Connect pfSense wireguard to VPS

Hey everyone, I’m trying to connect pfSense to a VPN I have setup in a VPS, but I’m running into an issue I can’t seem to figure out. pfSense tells me that there’s a handshake between the VPS and pfSense, but when I try to ping pfSense from the VPS, it hangs.

I watched this video, Tutorial: pfsense Wireguard For Remote Access - YouTube and followed this guide from netgate pfSense® software Configuration Recipes — WireGuard VPN Client Configuration Example | pfSense Documentation, but no luck.

Here’s my config on pfSense:

Tunnel Configuration tun_wg0

  • enabled
  • some description
  • listen port 51820
  • interface keys filled out, public key copied

Peers

  • enabled
  • tunnel tun_wg0
  • some description
  • dynamic endpoint unchecked
  • endpoint set to VPS
  • keep alive 15
  • public key copied from VPS’s public key
  • allowed ips i’ve tried 10.8.0.1/32, 10.8.0.1/24 (the address in my VPS’s config) and 0.0.0.0/0

Interfaces WG0 (tun_wg0)

  • enabled
  • some description
  • ipv4 configuration static ipv4
  • ipv4 address set to 10.8.0.2/32

Firewall Rules

  • WireGuard has PASS ANY
  • WG0 has PASS ANY

Outbound NAT

  • not configured, I want to do a split tunnel

For my VPS, I configured wireguard according to the “building your own wireguard vpn server” docs, but used 10.8.0.1 as the address for the VPS and 10.8.0.2 for pfSense.

I’ve tried everything I can think of. The netgate docs suggest changing the gateway, but when I create a group to prefer wireguard, all my traffic goes through the VPS, which I don’t want.

I’m new to pfSense and VPNs, so any help would be good! Thanks!

The IP address of the wg0 interface on the pfSense shouldn’t be set to a /32 prefix. After all, /32 networks only have a single host (the router itself), so the VPS cannot be reached via that network. Try setting that to /24.

What is the goal you wish to achieve in the end? Do you only want connectivity between the pfSense and the VPS (one host to one host)? Or do you eventually want to route traffic from a LAN through the VPN? In that case you will have to configure static routes and/or NAT.

Ahh that might be it! I’ll check it later, thanks!

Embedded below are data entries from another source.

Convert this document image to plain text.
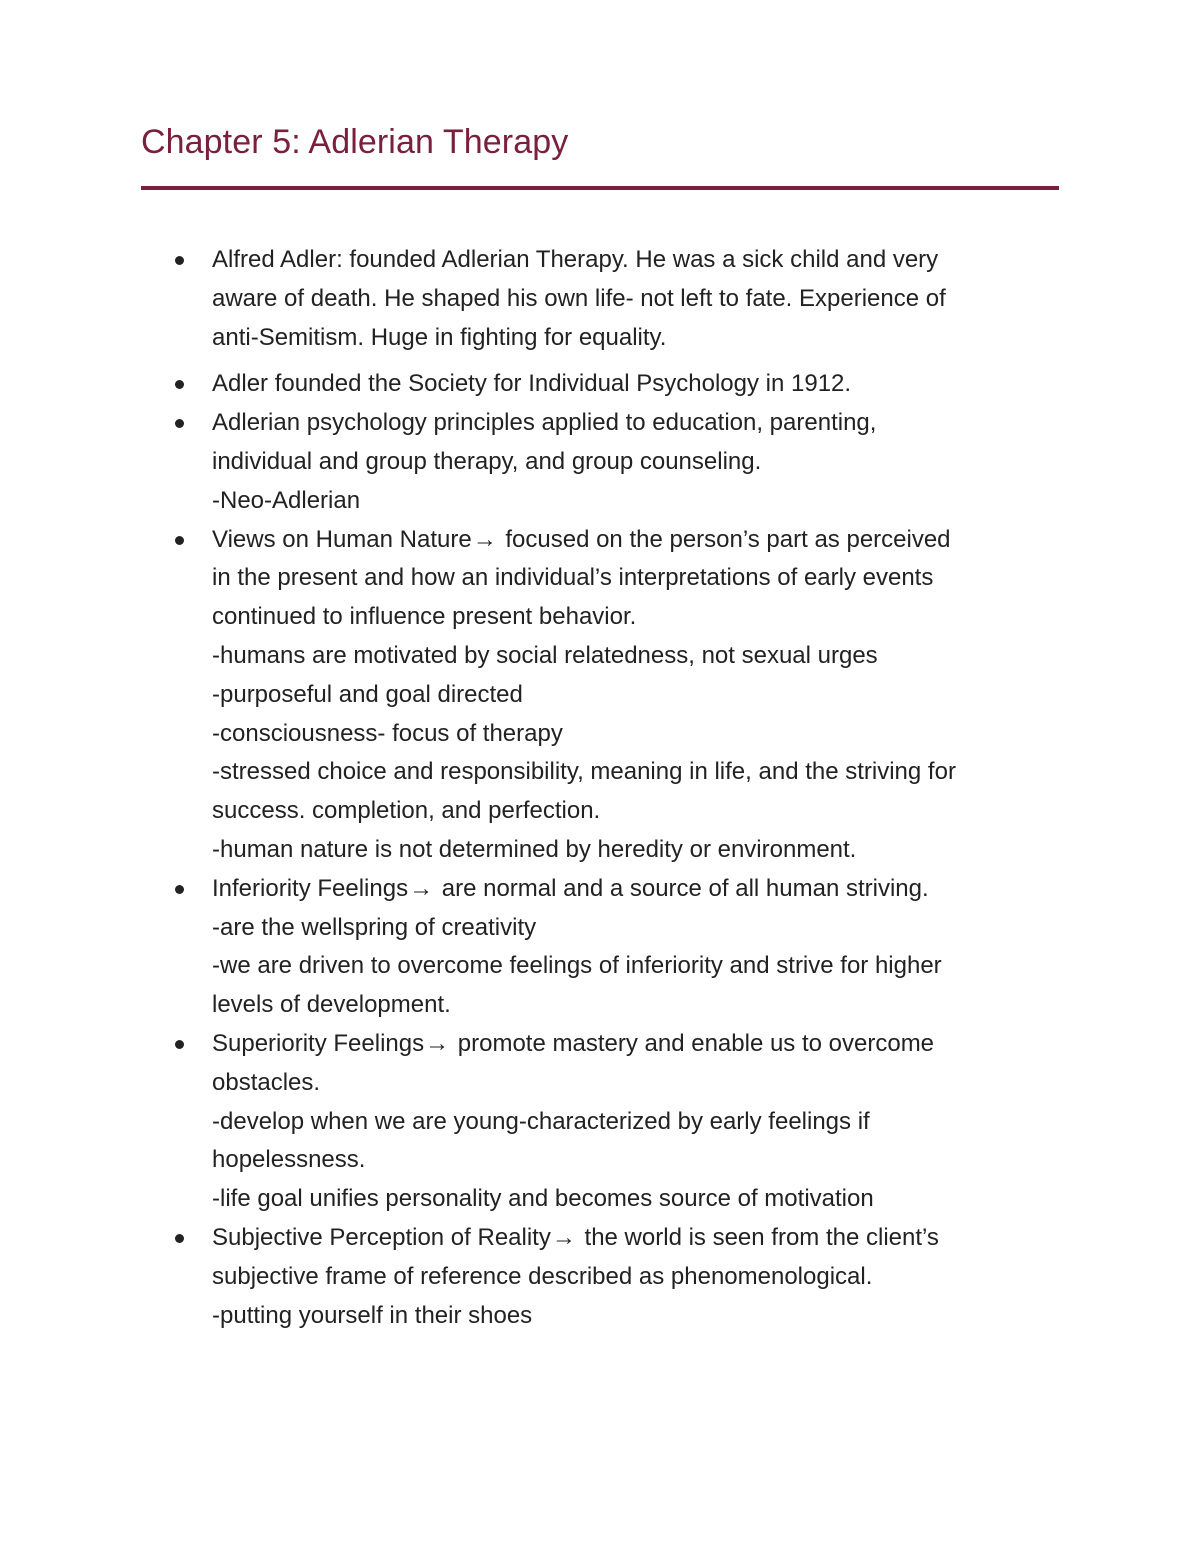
Chapter 5: Adlerian Therapy
Alfred Adler: founded Adlerian Therapy. He was a sick child and very
aware of death. He shaped his own life- not left to fate. Experience of
anti-Semitism. Huge in fighting for equality.
Adler founded the Society for Individual Psychology in 1912.
Adlerian psychology principles applied to education, parenting,
individual and group therapy, and group counseling.
-Neo-Adlerian
Views on Human Nature→ focused on the person’s part as perceived
in the present and how an individual’s interpretations of early events
continued to influence present behavior.
-humans are motivated by social relatedness, not sexual urges
-purposeful and goal directed
-consciousness- focus of therapy
-stressed choice and responsibility, meaning in life, and the striving for
success. completion, and perfection.
-human nature is not determined by heredity or environment.
Inferiority Feelings→ are normal and a source of all human striving.
-are the wellspring of creativity
-we are driven to overcome feelings of inferiority and strive for higher
levels of development.
Superiority Feelings→ promote mastery and enable us to overcome
obstacles.
-develop when we are young-characterized by early feelings if
hopelessness.
-life goal unifies personality and becomes source of motivation
Subjective Perception of Reality→ the world is seen from the client’s
subjective frame of reference described as phenomenological.
-putting yourself in their shoes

I want to be able to access one of my VMs that is running some docker containers from outside my network. I was planning on adding my phone as a peer after this worked, and then letting it access the VM through pfSense.

My other choice was to install WireGuard on the VM itself, but I wanted to try pfSense first to have more control over how the traffic is routed.

That was it! It works now thanks!

One final quick question :slight_smile:

I’d like to narrow down my firewall rules to limit what can be accessed through the VPN. The VM I’m planning on exposing is on it’s on VLAN, so it’s isolated, but I have some ports open so that I can access things locally. That all works fine, but for the wireguard part, is this doing what I think it is lol

Under Firewall/Rules/WireGuard I have this rule

Protocol Source Port Destination Port
IPv4 TCP/UDP * * 1.2.3.4 80 (HTTP)

Where 1.2.3.4 is my VM’s address.

On my VPS, I can’t ping 1.2.3.4, but curl 1.2.3.4 returns the page that’s being served.

It looks like it works as I want, only port 80 is accessible through the VPN, but I just want to be safe!

As long as there are no further rules, this is the way to go. But I presonally don’t create any rules for the Wireguard interface group, I prefer rules for the individual interfaces.

Great! Thanks so much for the help.

One final question :slightly_smiling_face:

Do I have to worry about securing anything else? My VPS has all the standard SSH security (key login only, no root, complex passwords, etc), but if someone got in it, I want to make sure I’m protected in my network as much as possible. I also have a rule for WireGuard to deny accessing 80/443 for pfSense and SSH is disable.

Hm. That’s a rather broad question. You already restricted access from the VPS to only a specific port on a specific IP address. Not really much more you can do that I can think of. Specific deny rules are superfluous as pfSense blocks everything by default.